Episode 193 – The Art of Persuasive Emails
The Value of the Simple Statement
Simple is better than complex. Since we are unable to recapture or replay our spoken words, we hope that they will be correctly interpreted the first time they are heard. Unfortunately, spoken words can be the most misread and misinterpreted form of communication, and therefore, can be a great hindrance to effective persuasion. When you’re in a persuasive situation, use simple, direct, and concise language, rather than fretting about how eloquent you’re sounding. Persuaders normally try to speak to the lowest common denominator. You might feel smarter using big words, but simple words are more persuasive. Complex words will cause people to pretend to understand, but will not be persuaded.

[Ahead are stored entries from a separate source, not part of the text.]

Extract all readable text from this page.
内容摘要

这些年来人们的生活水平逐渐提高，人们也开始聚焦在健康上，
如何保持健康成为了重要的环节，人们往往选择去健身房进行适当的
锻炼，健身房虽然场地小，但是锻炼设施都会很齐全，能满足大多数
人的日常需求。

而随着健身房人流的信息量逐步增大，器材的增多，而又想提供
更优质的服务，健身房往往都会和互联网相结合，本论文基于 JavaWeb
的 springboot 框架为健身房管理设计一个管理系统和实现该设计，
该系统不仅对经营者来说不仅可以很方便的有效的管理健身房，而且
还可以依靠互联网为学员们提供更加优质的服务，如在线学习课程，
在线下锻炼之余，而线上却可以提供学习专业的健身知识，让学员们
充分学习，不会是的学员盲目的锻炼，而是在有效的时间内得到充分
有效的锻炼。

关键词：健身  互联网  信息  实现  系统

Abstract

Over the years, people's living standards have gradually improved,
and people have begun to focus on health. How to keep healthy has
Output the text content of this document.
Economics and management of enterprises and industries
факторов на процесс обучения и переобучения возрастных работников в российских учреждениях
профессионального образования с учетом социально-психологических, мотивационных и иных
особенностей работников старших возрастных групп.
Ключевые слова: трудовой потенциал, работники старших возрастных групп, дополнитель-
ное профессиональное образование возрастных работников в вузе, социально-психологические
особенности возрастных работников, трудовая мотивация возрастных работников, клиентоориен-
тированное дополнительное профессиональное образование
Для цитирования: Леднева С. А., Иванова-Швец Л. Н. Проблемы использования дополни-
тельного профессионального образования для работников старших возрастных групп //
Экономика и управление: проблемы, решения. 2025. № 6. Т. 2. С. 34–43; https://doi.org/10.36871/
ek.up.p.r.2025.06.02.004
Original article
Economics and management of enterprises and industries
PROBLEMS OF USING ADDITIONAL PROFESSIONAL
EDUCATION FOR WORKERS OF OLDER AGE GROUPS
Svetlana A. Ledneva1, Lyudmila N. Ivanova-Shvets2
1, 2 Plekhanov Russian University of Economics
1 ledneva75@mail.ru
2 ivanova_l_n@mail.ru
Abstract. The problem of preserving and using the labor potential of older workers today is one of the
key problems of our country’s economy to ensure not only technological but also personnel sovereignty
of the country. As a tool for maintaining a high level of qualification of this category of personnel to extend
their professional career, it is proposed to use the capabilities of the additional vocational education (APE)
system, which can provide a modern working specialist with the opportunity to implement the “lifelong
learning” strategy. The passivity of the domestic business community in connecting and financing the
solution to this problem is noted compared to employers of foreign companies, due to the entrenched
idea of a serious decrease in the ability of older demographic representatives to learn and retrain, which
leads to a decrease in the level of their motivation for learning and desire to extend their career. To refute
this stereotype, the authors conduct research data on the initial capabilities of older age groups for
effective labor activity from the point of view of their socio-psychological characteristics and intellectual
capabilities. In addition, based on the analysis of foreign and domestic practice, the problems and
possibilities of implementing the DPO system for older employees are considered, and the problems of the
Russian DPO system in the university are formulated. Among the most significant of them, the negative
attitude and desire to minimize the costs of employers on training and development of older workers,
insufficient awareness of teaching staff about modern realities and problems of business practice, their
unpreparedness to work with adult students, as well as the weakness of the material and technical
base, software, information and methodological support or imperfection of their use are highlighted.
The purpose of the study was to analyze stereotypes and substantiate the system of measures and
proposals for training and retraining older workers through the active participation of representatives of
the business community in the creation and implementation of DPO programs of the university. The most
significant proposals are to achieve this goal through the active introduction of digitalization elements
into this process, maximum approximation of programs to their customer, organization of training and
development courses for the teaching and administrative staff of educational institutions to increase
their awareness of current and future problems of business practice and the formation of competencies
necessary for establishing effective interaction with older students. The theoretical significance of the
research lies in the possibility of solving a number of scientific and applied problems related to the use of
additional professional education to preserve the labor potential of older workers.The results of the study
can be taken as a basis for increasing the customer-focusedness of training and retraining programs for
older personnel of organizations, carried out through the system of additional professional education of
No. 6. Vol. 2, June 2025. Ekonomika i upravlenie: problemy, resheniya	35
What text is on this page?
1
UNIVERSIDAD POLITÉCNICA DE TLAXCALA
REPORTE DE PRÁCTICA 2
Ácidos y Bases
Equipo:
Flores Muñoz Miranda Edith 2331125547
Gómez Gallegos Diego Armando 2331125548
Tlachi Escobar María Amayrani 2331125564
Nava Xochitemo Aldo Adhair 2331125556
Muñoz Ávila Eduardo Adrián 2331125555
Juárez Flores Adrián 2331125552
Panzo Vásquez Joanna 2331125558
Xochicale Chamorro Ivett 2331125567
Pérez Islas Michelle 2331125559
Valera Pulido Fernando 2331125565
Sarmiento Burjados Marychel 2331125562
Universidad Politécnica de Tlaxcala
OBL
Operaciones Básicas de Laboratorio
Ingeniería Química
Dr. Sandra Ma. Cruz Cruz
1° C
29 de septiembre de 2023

Following are some simple guidelines to keep your speech and verbal packaging on the right track.
· Don’t use technical language unless you are sure every member of your audience understands the meaning.
· Don’t use profanity. In general, using profanity damages your credibility.
· Be sensitive to whatever language your audience might find offensive or politically incorrect.
· Speak in everyday language. You want your audience to relate to you and to feel as comfortable with you as possible.
· Use language that will make you seem familiar and easy to follow.
· Keep your language simple and clear.
· Keep your sentences short. Use as few words as possible unless you are painting the picture?just one idea at a time.
· Use words that will engage the audience. Use “you,” “we,” and “us.”
· Don’t use vague and abstract words. They muddle your meaning and confuse your listener.
· Don’t talk down to your listener by using pompous and pretentious words.
· Use verb-driven language. By using verb-driven language, you will arouse a greater sense of action and motivation. Using action verbs will make your statement more convincing because your audience will engage their emotions, consciously and subconsciously. Verbs that are abstract or overused do not communicate excitement.